In the dynamical systems approach, it has been shown that even systems composed of a few variables may display very complex patterns of temporal changes (Shuster, 1984). The temporal trajectory of such a system may be chaotic and unpredictable over longer time periods. Such a dynamic is characteristic of weather patterns modeled in meteorology (Lorenz, 1963) or in hydrodynamics (Ruelle & Takens, 1971). Complexity may also be produced in a spatial pattern Very simple rules of interaction of nearby cells, for example, can reproduce the patterns of pigmentations observed in living organisms or shapes of plants and shells (e.g., Meinhart, 1995; Wolfram, 2002) or in the arrangement of columns in visual cortex (Miller, Keller, & Stryler, 1989). Within psychology, the appearance of complexity from simple rules has been demonstrated in both cognitive (Port & van Gelder, 1995)  and social psychology (Nowak & Vallacher, 1998; Read & Miller, 1998; Vallacher, Read, & Nowak, 2002).

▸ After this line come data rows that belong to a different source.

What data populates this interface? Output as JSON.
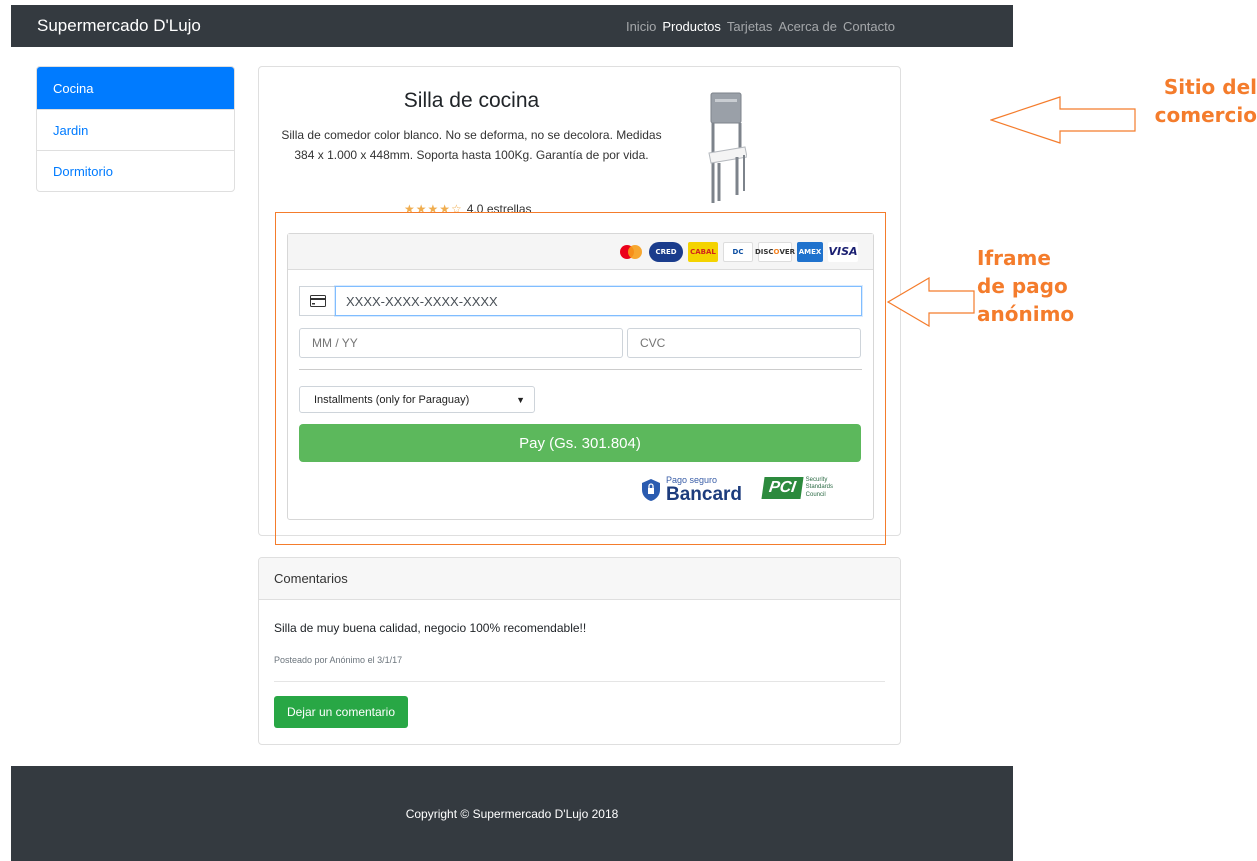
{
  "navbar": {
    "brand": "Supermercado D'Lujo",
    "links": [
      {
        "label": "Inicio",
        "active": false
      },
      {
        "label": "Productos",
        "active": true
      },
      {
        "label": "Tarjetas",
        "active": false
      },
      {
        "label": "Acerca de",
        "active": false
      },
      {
        "label": "Contacto",
        "active": false
      }
    ]
  },
  "sidebar": {
    "items": [
      {
        "label": "Cocina",
        "active": true
      },
      {
        "label": "Jardin",
        "active": false
      },
      {
        "label": "Dormitorio",
        "active": false
      }
    ]
  },
  "product": {
    "title": "Silla de cocina",
    "description": "Silla de comedor color blanco. No se deforma, no se decolora. Medidas 384 x 1.000 x 448mm. Soporta hasta 100Kg. Garantía de por vida.",
    "stars_display": "★★★★☆",
    "rating_value": 4,
    "rating_text": "4.0 estrellas"
  },
  "payment": {
    "card_brands": [
      "mastercard",
      "credifielco",
      "cabal",
      "diners-club",
      "discover",
      "american-express",
      "visa"
    ],
    "card_number_value": "XXXX-XXXX-XXXX-XXXX",
    "expiry_placeholder": "MM / YY",
    "cvc_placeholder": "CVC",
    "installments_label": "Installments (only for Paraguay)",
    "pay_button_label": "Pay (Gs. 301.804)",
    "bancard_small": "Pago seguro",
    "bancard_big": "Bancard",
    "pci_logo": "PCI",
    "pci_sub": "Security Standards Council"
  },
  "comments": {
    "header": "Comentarios",
    "items": [
      {
        "text": "Silla de muy buena calidad, negocio 100% recomendable!!",
        "meta": "Posteado por Anónimo el 3/1/17"
      }
    ],
    "leave_comment_label": "Dejar un comentario"
  },
  "footer": {
    "copyright": "Copyright © Supermercado D'Lujo 2018"
  },
  "annotations": {
    "site_line1": "Sitio del",
    "site_line2": "comercio",
    "iframe_line1": "Iframe",
    "iframe_line2": "de pago",
    "iframe_line3": "anónimo",
    "color": "#f47c2c"
  },
  "colors": {
    "navbar_bg": "#343a40",
    "primary": "#007bff",
    "pay_green": "#5cb85c",
    "comment_green": "#28a745",
    "annotation_orange": "#f47c2c"
  }
}
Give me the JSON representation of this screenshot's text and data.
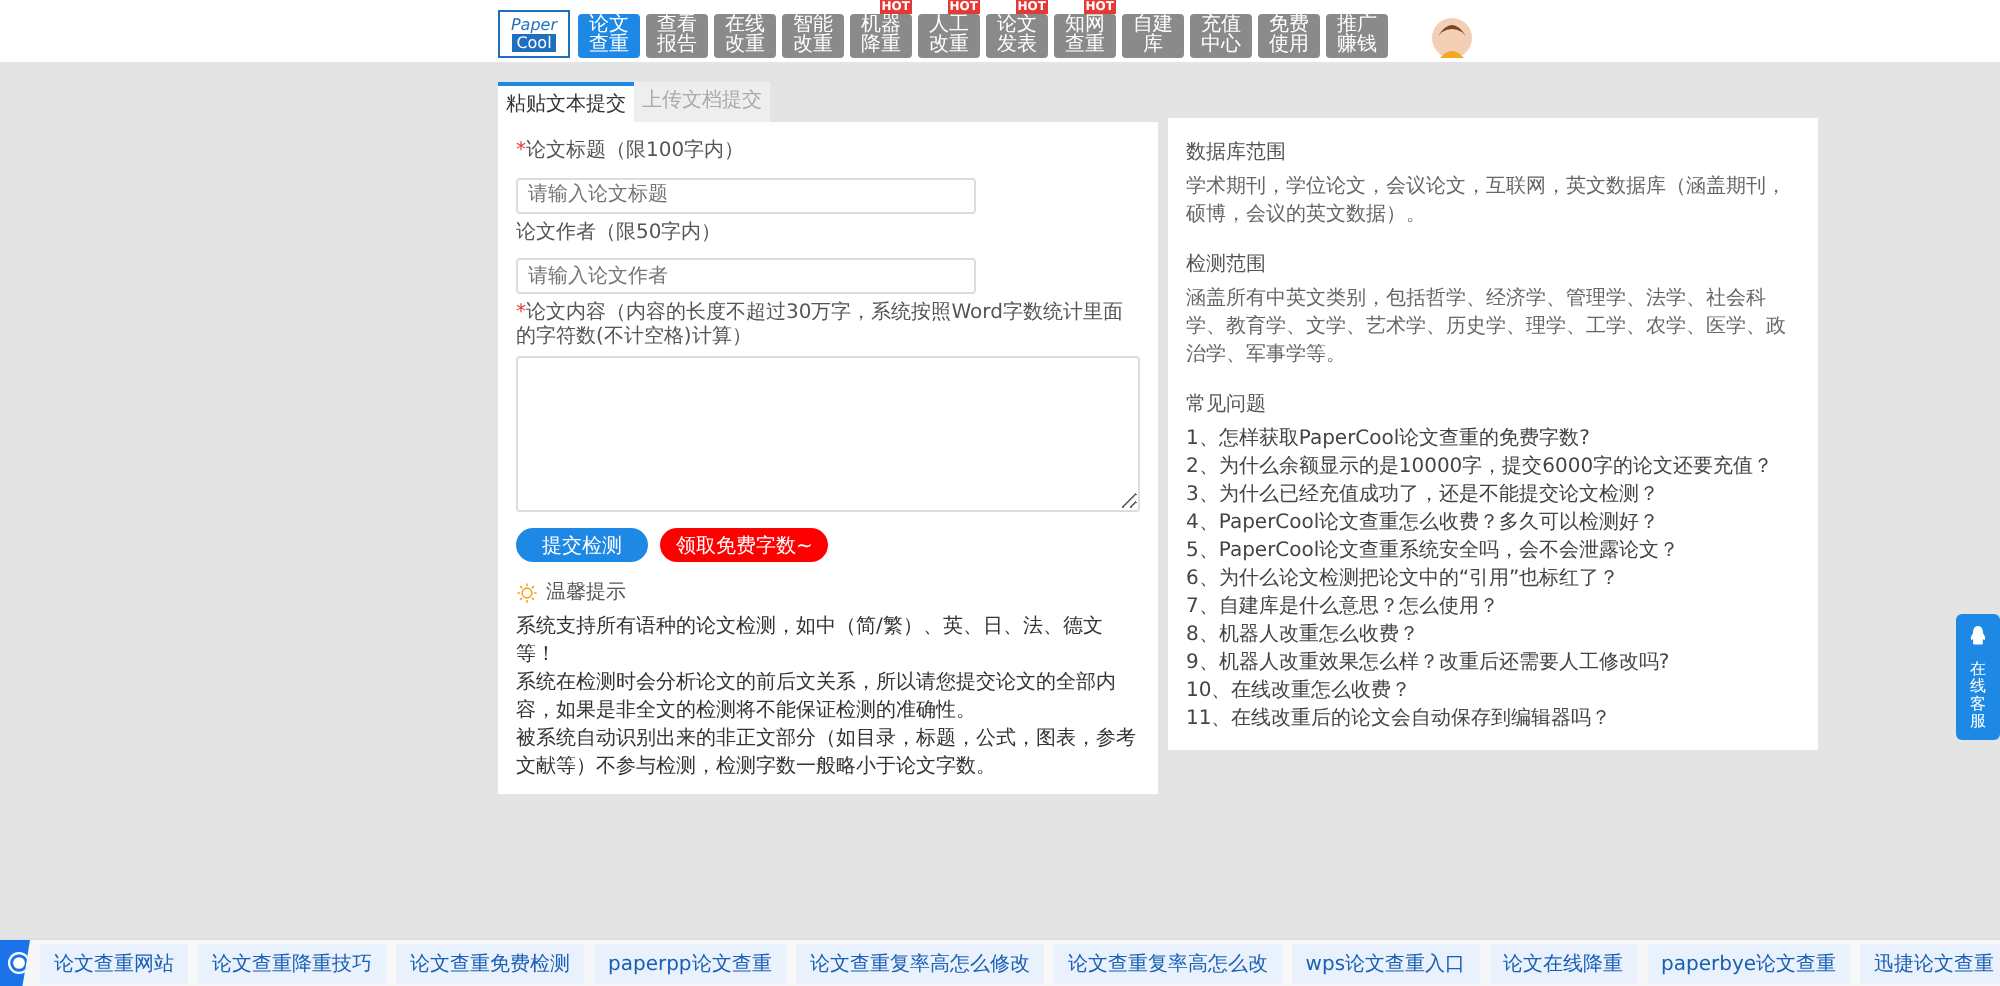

The realization that complexity may be the flip side of simplicity, rather than its opposition, has profound consequences for theory construction in the social sciences. If simple rules can produce complex phenomena, then complex processes and structures can be explained by simple models. This provides a way to follow the principle of parsimony without sacrificing the depths of our understanding or trivializing what we are trying to explain. It follows that a simple model can be built that will exhibit the complex properties of a psychological or social phenomenon. Complexity may appear in systems governed by simple rules only if these rules interact with each other or with the environment (Goldstein, 1999; Weisbuch, 1992). The minimalist model thus needs to be dynamic.